Moving beyond the CFIR constructs
We conducted an item-level analysis to confirm each measure’s construct assignments. We discovered that many measures mapping to General process derived from the Quality Improvement (QI) literature. QI methods emphasize communication, engagement, and participation by everyone involved (Pronovost et al., 2005). Specifically, when organizations self-identify as clinical microsystems (i.e., an interdependent group of people with the capacity to make changes), this creates positive, supportive work environments that encourage building knowledge and taking action, leading to strategic and sustainable improvement through measurement and performance feedback (Batalden et al., 2003). One General process measure identified as deriving from QI included process and outcome monitoring items (Bond et al., 2009), relating to clinical microsystems and the notion of evaluating improvement through social networks.

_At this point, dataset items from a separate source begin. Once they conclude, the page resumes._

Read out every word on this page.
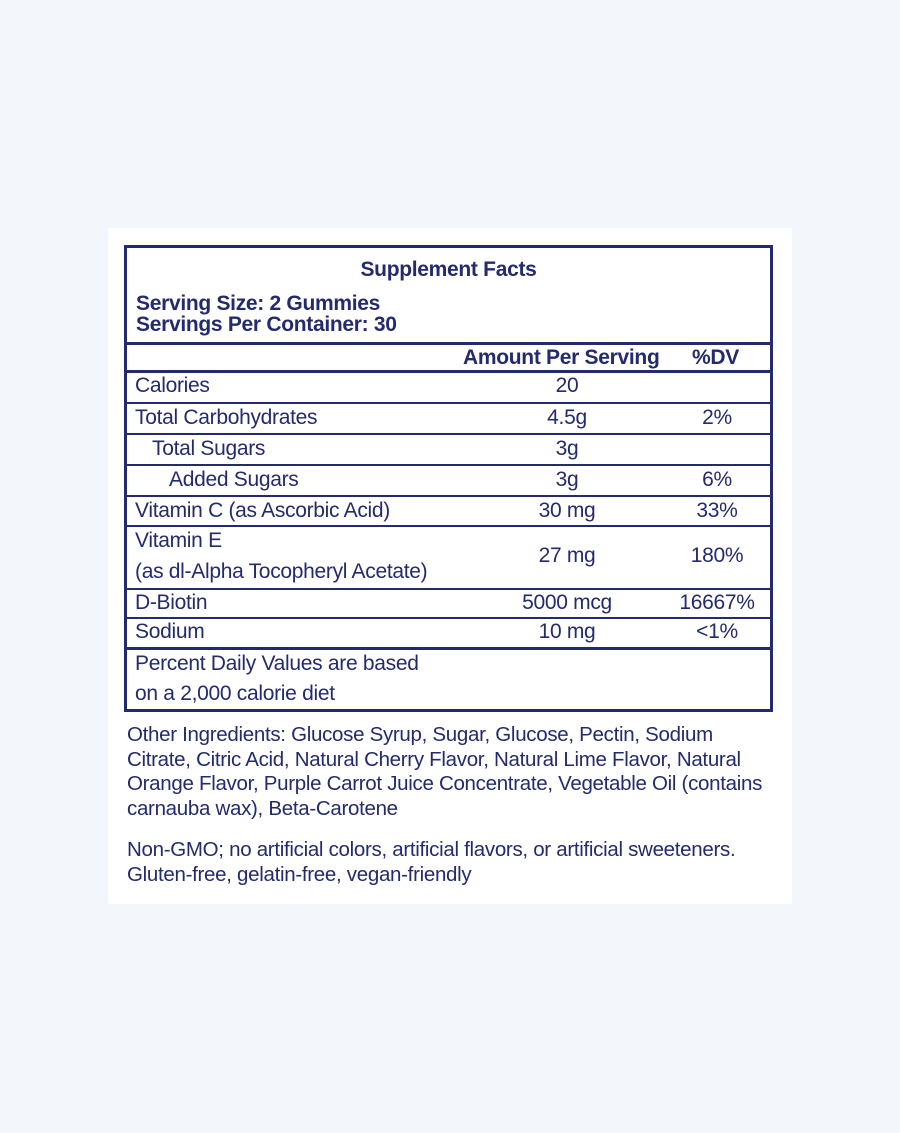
Supplement Facts
Serving Size: 2 Gummies
Servings Per Container: 30
Amount Per Serving %DV
Calories	20
Total Carbohydrates	4.5g	2%
Total Sugars	3g
Added Sugars	3g	6%
Vitamin C (as Ascorbic Acid)	30 mg	33%
Vitamin E
(as dl-Alpha Tocopheryl Acetate)
27 mg	180%
D-Biotin	5000 mcg	16667%
Sodium	10 mg	<1%
Percent Daily Values are based
on a 2,000 calorie diet
Other Ingredients: Glucose Syrup, Sugar, Glucose, Pectin, Sodium
Citrate, Citric Acid, Natural Cherry Flavor, Natural Lime Flavor, Natural
Orange Flavor, Purple Carrot Juice Concentrate, Vegetable Oil (contains
carnauba wax), Beta-Carotene
Non-GMO; no artificial colors, artificial flavors, or artificial sweeteners.
Gluten-free, gelatin-free, vegan-friendly
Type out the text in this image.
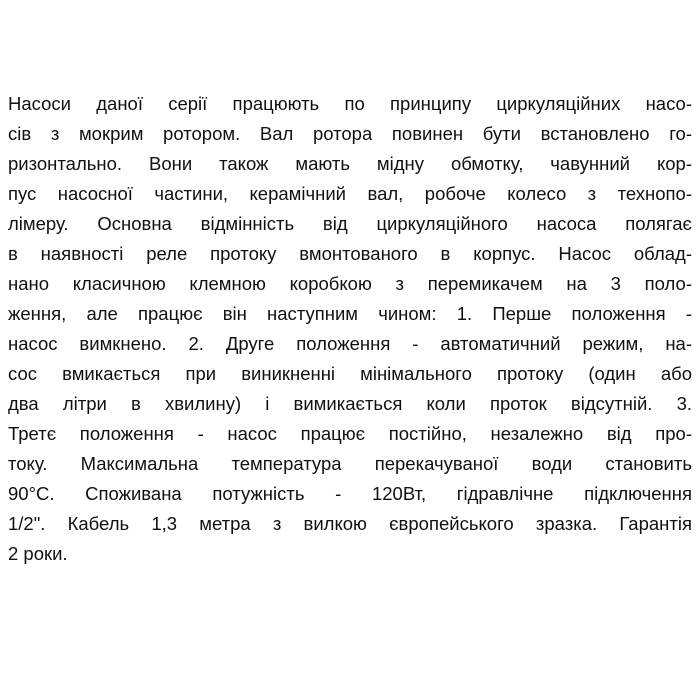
Насоси даної серії працюють по принципу циркуляційних насо-
сів з мокрим ротором. Вал ротора повинен бути встановлено го-
ризонтально. Вони також мають мідну обмотку, чавунний кор-
пус насосної частини, керамічний вал, робоче колесо з технопо-
лімеру. Основна відмінність від циркуляційного насоса полягає
в наявності реле протоку вмонтованого в корпус. Насос облад-
нано класичною клемною коробкою з перемикачем на 3 поло-
ження, але працює він наступним чином: 1. Перше положення -
насос вимкнено. 2. Друге положення - автоматичний режим, на-
сос вмикається при виникненні мінімального протоку (один або
два літри в хвилину) і вимикається коли проток відсутній. 3.
Третє положення - насос працює постійно, незалежно від про-
току. Максимальна температура перекачуваної води становить
90°С. Споживана потужність - 120Вт, гідравлічне підключення
1/2". Кабель 1,3 метра з вилкою європейського зразка. Гарантія
2 роки.
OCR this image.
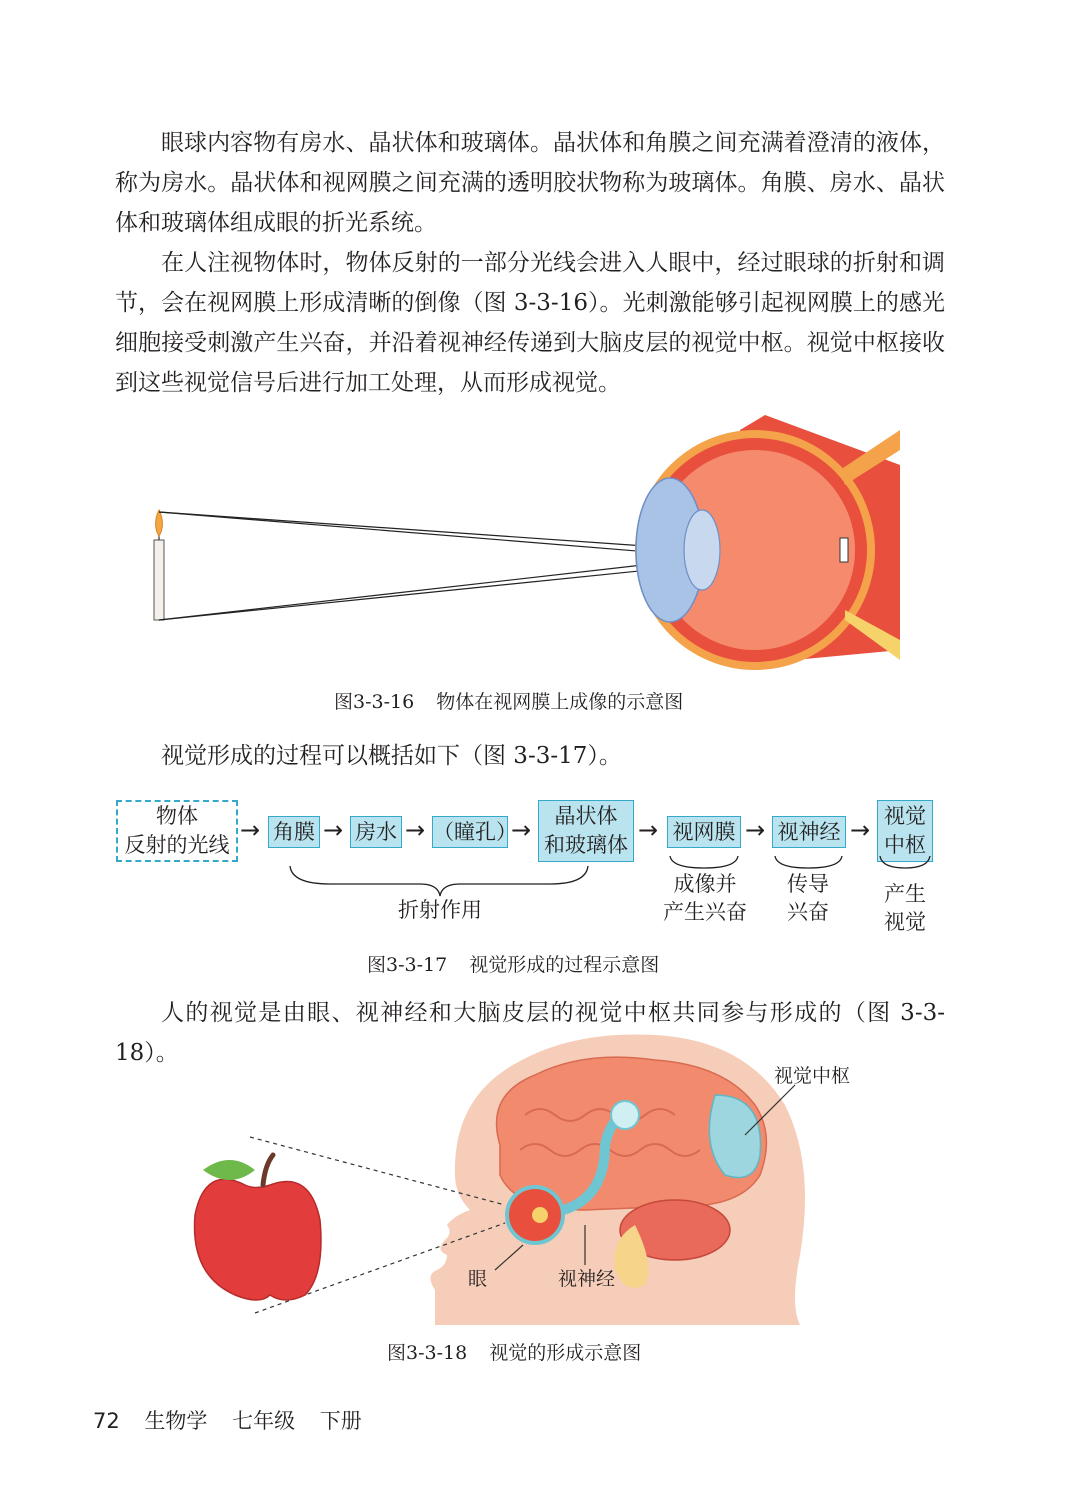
眼球内容物有房水、晶状体和玻璃体。晶状体和角膜之间充满着澄清的液体，称为房水。晶状体和视网膜之间充满的透明胶状物称为玻璃体。角膜、房水、晶状体和玻璃体组成眼的折光系统。

在人注视物体时，物体反射的一部分光线会进入人眼中，经过眼球的折射和调节，会在视网膜上形成清晰的倒像（图 3-3-16）。光刺激能够引起视网膜上的感光细胞接受刺激产生兴奋，并沿着视神经传递到大脑皮层的视觉中枢。视觉中枢接收到这些视觉信号后进行加工处理，从而形成视觉。

图3-3-16 物体在视网膜上成像的示意图

视觉形成的过程可以概括如下（图 3-3-17）。

物体
反射的光线
→ 角膜 → 房水 → （瞳孔）
→ 晶状体
和玻璃体
→ 视网膜 → 视神经 → 视觉
中枢
折射作用
成像并
产生兴奋
传导
兴奋
产生
视觉
图3-3-17 视觉形成的过程示意图

人的视觉是由眼、视神经和大脑皮层的视觉中枢共同参与形成的（图 3-3-18）。

视觉中枢
眼	视神经
图3-3-18 视觉的形成示意图
72 生物学 七年级 下册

Furthermore, QI collaboratives (QIC) bring together groups of practitioners from different organizations; a typical QIC feature outlines how individuals affiliated with an outside entity stimulate improvement through sharing experiences from their local setting (Øvretveit et al., 2002). During a national evaluation of six types of QICs in the Netherlands, a theory-driven measure was developed and items relating to external change agents were one of three included dimensions (e.g., external change agents made goal and clarified way to achieve it; (Duckers et al., 2008). Basic psychometric testing was conducted: principal component analysis revealed a 4-item “External change agent support” factor and internal consistency reported acceptable reliability (α = 0.77). This measure, along with its theoretical framework, can further delineate the External change agents construct. In QI work forming implementation teams are part of the “process.” Team functioning and composition not currently captured by the CFIR. The Team Assessment Questionnaire (TAQ; Mahoney et al., 2012), identifies team strengths and weaknesses to inform planning and evaluating team performance, but was ultimately excluded from our sample. The TAQ informs how to improve communication and teamwork, factors described as the basis for developing and sustaining effective teams. Taken together, existing QI conceptual and measurement work on team functioning, team composition, and external change agent support outline critical facets of the implementation process that could be integrated and tested in the next iteration of the CFIR framework.
Limitations
Although we employed a rigorous systematic literature review and rating methodology, there are limitations worth noting. First, our behavioral health scope overlooked other settings where psychometric information was reported. This focus may limit applicability outside of behavioral health settings. Second, the CFIR taxonomy guided locating relevant measures and generating search strings. We made our best attempts with our included synonyms to cast as of a broad net as possible. Despite our efforts, no measures were identified for some constructs. Third, although the PAPERS is comprehensive by covering nine distinct psychometric properties, other relevant properties (e.g., inter-rater and test–retest reliability) were excluded due to lacking literature providing clear, statistically significant cut-off points. Fourth, databases have limited capability for identifying quantitative implementation science measures. “Implementation science” was only recently added (January 2019) as a Medical Subject Headings (MeSH) term; MeSH terms index articles and are key components of search strings. To attempt to boost our yield, we created 10 construct-specific search strings. Fifth, the statistical analysis only included measures that could be evaluated psychometrically.
Future directions
One question the field of implementation science can begin to grapple with is whether these constructs are even amenable to measures that would benefit from psychometric testing. Our review identified a total of 14 measures deemed “not suitable for rating”: Networks and communications (n = 5), Structural characteristics (n = 4), Opinion leaders (n = 3), and Champions (n = 2). Although these measures were not included in our statistical analysis, we know they are necessary for identifying champions, opinion leaders, and other change agents. Future work investigating methods for how to assess the quality of these atypical measures is needed to ensure consistent measurement of what they intend to measure.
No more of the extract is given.